Singing tradition in Cornwall has several interwoven threads which we follow in the Cornish National Music Archive. There are popular songs from the ubiquitous singing session or “Shout”. These overlap a little but are mostly quite different from the folk songs and ballads that provided entertainment in the days before mass media. Cornish cultural identity is also represented by composition and composers from Cornwall and world-wide.

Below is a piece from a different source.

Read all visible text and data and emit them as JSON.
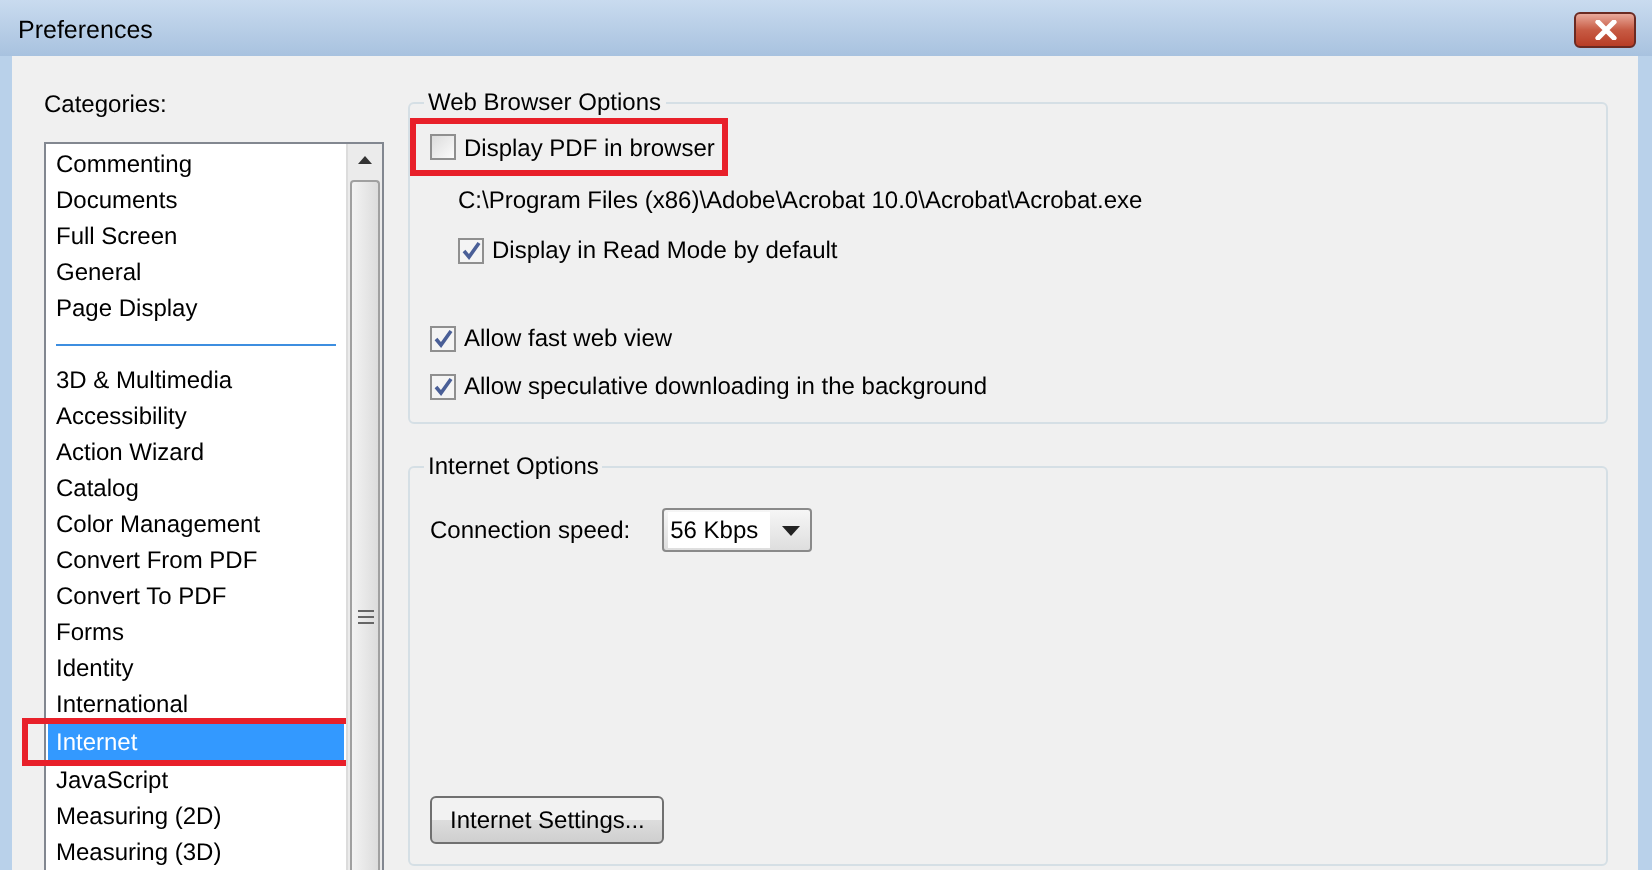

Songs in Cornish are a popular way of sharing and expressing the language and these are featured in a separate section of this archive.
Songs are drawn into the repertoire of the Cornish “Shout” unconsciously and indiscriminately with no qualification other than that they lend themselves well to the improvised harmony of these sessions and in turn the sense of community identity. We find everything from “The Sweet Nightingale” with a long provenance in Cornish folk tradition to “Little Lize” and “Sloop Joh B”. “Little Lize” started life as a 19th century American Minstrel Song and metamorphosed in style and lyrics to become a Gospel Song before arriving in Cornwall for yet further changes in the 1950s. Songs like “Sloop John B” owe their presence to the influence of the 1960s popular music scene.
Folk song collectors Sabine Baring Gould, Cecil Sharp, George Gardiner, James Madison Carpenter and Peter Kennedy all visited, and had songs sent to them from, Cornwall. The Old Cornwall Societies were also important recorders of Cornish songs some of which were published in the Old Cornwall journal but most in the collections edited by Ralph Dunstan and Inglis Gundry. The songs and melodies represented here are sometimes unique to Cornwall and sometimes Cornish variations on themes to be found across Europe as well as the English-speaking world. When Sabine Baring Gould visited the Falcon Inn at St Mawgan in 1891, for example, he found the familiar lyrics of the “Lark in the Morning” sung to two quite distinct tunes.
Anthems celebrating the sense of Cornish identity are a feature of singing tradition in Cornwall and follow the path forged by Robert Stephen Hawker’s “Trelawny”. Written in 1824, this song was quickly embraced by the Cornish Diaspora and became a global expression of Cornish solidarity and identity. Trelawny has since been joined by a string of popular Cornish anthems including Kenneth Pelmear’s “Hail to the Homeland” and Harry Glasson’s “Cornwall my Home”. These anthems merge with a wider stream of composition across the range of music genre celebrating the landscape of Cornwall and the history of its people.
The Cornish National Music Archive explores these threads, the links between them and the people involved.